In Vietnam gli Usa, a differenza della Francia, non hanno subito gravi sconfitte in scontri campali: sono stati logorati – soprattutto è stata logorata l’opinione pubblica americana – dalla strategia dei Vietcong, che eludevano gli scontri diretti, se sconfitti abbandonavano la zona per rioccuparla appena gli americani, sicuri di averla liberata, ritornavano alle loro basi. In Iraq Petraeus ha imposto la presenza costante e capillare delle proprie truppe sul territorio (hold), puntando sulla sicurezza degli abitanti che, come in Vietnam venivano taglieggiati e minacciati dagli insorti, e promosso la riconciliazione tra gruppi nemici e la ricostruzione di un ordine sociale (build). Operazioni pur sempre accompagnate da quella che i militari chiamano “fase cinetica”, cioè gli scontri armati: sono stati perseguiti senza sosta i leader di Al Qaeda, i rivoltosi e i miliziani estremisti e irriducibili. La violenza nei primi 18 mesi della nuova fase è diminuita dell’85% ed è continuata a diminuire fino a quando gli ultimi soldati americani hanno lasciato l’Iraq nel dicembre 2011.

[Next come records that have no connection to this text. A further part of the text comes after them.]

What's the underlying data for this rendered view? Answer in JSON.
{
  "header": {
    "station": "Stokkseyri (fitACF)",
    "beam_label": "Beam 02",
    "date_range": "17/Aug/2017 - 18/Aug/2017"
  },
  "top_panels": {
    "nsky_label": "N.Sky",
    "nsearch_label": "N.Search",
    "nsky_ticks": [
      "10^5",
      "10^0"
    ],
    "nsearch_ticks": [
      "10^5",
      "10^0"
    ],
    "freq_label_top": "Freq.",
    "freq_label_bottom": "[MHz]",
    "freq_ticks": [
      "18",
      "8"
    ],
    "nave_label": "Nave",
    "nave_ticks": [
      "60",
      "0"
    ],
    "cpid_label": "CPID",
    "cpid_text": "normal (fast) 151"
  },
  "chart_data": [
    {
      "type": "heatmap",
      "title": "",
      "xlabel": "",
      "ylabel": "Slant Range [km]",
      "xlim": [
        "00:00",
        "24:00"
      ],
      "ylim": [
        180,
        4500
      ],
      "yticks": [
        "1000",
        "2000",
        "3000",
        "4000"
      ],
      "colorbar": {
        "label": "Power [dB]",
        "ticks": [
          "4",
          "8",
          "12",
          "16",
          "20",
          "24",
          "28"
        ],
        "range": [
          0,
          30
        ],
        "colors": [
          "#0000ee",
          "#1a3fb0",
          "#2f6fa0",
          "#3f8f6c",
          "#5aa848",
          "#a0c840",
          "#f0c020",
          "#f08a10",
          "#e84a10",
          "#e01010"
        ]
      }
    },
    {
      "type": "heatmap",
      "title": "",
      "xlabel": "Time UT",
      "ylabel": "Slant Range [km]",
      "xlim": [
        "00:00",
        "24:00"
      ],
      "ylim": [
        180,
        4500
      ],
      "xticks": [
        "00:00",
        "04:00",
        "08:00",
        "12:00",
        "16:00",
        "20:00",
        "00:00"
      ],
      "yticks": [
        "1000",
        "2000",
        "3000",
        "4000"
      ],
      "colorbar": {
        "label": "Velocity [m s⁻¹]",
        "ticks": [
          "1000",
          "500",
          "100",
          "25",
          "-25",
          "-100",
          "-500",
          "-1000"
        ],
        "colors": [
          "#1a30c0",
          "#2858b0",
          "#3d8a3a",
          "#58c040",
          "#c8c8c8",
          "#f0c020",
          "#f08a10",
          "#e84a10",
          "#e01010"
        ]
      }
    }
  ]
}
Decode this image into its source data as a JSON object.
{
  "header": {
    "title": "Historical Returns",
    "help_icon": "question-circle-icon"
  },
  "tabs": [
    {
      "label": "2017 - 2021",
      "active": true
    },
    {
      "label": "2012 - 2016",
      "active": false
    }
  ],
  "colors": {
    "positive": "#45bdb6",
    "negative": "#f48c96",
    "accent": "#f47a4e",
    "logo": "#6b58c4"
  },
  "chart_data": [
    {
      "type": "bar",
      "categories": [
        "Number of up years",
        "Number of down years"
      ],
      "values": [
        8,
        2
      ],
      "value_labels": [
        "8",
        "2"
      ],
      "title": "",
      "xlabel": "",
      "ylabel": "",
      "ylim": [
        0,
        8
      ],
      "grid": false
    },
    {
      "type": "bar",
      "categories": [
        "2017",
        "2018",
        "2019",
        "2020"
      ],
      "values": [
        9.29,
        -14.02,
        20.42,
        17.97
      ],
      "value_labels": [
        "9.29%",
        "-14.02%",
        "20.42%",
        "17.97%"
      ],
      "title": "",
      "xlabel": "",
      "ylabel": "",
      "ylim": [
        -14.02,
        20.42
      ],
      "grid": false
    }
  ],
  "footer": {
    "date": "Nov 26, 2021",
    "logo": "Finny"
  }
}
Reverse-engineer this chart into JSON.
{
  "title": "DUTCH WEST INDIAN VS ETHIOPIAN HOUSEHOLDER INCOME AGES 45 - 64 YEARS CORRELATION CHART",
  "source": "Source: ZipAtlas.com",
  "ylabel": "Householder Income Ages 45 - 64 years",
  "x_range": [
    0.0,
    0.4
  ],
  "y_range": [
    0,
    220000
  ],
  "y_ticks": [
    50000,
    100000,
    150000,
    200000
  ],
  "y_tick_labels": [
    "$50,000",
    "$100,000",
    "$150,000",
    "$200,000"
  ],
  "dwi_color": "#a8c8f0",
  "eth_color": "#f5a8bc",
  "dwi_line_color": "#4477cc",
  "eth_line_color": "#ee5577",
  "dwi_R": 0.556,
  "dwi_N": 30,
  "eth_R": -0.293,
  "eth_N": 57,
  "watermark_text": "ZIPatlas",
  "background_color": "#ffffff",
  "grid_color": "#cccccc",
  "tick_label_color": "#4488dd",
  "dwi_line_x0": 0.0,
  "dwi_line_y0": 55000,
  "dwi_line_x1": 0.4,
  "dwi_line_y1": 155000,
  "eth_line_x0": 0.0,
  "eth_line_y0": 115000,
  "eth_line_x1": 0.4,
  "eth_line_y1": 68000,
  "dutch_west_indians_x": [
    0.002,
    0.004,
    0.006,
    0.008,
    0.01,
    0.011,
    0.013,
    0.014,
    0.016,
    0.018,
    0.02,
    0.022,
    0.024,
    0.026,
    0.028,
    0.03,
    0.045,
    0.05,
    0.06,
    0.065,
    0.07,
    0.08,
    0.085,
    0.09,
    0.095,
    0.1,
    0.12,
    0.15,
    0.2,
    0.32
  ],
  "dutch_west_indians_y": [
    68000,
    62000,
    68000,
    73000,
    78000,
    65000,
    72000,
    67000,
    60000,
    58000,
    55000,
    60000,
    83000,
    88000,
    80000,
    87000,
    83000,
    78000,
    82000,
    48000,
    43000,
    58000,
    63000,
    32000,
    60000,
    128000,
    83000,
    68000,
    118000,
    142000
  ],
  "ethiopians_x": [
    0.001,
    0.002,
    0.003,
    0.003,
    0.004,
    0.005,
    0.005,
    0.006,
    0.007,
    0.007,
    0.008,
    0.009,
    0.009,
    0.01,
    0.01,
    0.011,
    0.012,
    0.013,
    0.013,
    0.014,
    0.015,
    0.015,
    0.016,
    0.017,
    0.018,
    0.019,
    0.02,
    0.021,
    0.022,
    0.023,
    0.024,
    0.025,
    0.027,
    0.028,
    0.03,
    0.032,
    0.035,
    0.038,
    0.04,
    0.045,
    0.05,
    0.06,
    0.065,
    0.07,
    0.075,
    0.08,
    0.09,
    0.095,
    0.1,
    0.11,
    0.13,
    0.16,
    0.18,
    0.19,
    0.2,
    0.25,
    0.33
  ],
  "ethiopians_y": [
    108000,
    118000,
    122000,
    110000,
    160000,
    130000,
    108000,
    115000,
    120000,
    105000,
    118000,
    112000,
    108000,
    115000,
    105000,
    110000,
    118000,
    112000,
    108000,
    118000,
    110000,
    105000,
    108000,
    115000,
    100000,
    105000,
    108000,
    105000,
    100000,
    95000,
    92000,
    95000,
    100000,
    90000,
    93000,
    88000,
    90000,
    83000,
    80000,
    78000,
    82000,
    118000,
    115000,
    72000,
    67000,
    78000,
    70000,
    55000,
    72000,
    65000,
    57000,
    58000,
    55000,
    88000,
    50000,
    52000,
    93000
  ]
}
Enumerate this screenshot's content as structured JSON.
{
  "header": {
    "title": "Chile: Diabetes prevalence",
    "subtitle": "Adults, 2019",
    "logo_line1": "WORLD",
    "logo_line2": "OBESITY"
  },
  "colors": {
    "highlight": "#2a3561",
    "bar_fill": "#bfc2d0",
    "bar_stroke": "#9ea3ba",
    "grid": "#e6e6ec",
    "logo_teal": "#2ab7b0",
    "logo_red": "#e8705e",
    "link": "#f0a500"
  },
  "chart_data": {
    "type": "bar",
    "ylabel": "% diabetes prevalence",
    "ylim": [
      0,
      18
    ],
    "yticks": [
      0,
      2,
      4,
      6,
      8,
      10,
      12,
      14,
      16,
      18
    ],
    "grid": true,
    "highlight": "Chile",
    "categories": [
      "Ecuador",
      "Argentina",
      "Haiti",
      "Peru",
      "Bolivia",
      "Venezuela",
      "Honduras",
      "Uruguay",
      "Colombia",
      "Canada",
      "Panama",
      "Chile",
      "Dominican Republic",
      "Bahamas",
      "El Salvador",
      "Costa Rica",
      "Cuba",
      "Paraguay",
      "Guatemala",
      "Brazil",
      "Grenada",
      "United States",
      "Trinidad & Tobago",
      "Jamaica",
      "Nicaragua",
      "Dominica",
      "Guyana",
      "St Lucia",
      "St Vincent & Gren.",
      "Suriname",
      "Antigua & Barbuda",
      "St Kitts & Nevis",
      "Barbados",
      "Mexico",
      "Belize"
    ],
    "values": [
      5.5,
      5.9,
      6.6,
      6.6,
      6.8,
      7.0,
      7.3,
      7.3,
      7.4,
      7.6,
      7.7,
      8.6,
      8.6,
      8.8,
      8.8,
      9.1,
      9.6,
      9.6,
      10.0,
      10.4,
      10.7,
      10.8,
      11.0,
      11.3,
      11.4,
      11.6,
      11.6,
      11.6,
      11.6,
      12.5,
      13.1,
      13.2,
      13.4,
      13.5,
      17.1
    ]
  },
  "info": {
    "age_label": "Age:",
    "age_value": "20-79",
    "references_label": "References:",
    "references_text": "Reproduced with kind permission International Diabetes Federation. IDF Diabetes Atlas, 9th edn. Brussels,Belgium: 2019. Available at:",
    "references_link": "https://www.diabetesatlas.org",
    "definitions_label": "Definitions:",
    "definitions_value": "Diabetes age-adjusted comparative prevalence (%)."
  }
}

L’Iraq del dopo Saddam non è una democrazia compiuta, il suo futuro è difficile da prevedere, ma Petraeus ha assolto la propria missione. Come ha fatto in Afghanistan, dove ha applicato la stessa strategia che ha avuto successo in Iraq. Il fatto che lo Stato afghano, dopo la partenza degli Usa, sia crollato in pochi giorni sotto l’urto dei talebani, non si può addebitare ai militari americani: un governo corrotto e inefficiente, truppe non convinte della loro missione non possono essere trasformati da una forza di occupazione. Gli Usa avrebbero dovuto lasciare l’Afghanistan dopo avere raggiunto il risultato di uccidere Bin Laden e smantellare la rete di Al Qaida presente in loco (come Bush senior ha lasciato l’Iraq nella prima guerra del Golfo dopo avere sgomberato il Kuwait dalle truppe iraqene: ha sconfitto Saddam ma lo ha lasciato al potere) oppure restare a tempo indefinito (poco più di 2 mila caduti in una ventina d’anni sono certo un fenomeno doloroso ma non insostenibile per una grande potenza che voglia mantenere la leadership mondiale. Per avere un termine di riferimento teniamo presente che i russi rimasti uccisi in Ucraina – secondo fonti ucraine – dal febbraio 2022 a oggi sono circa 180.000, se si tiene anche conto di feriti e dispersi si arriva a un totale di 500.000 circa). Ma gli Usa sono una democrazia e i cittadini americani a un certo momento non hanno più accettato di pagare un prezzo in termini di vite umane e anche di risorse economiche per una guerra in cui non vedevano un interesse diretto. Anche questo è un insegnamento di cui devono tenere conto i politici occidentali. E anche i loro potenziali alleati: prima di compromettersi con le democrazie occidentali dovranno contemplare la possibilità di trovarsi un giorno soli contro il nemico.
Il libro termina con un’analisi del conflitto in corso in Ucraina e una prefigurazione delle guerre in futuro in cui Petraeus e Roberts vedono confermata la necessità di non sottovalutare mai la componente etica e il ruolo del morale in guerra.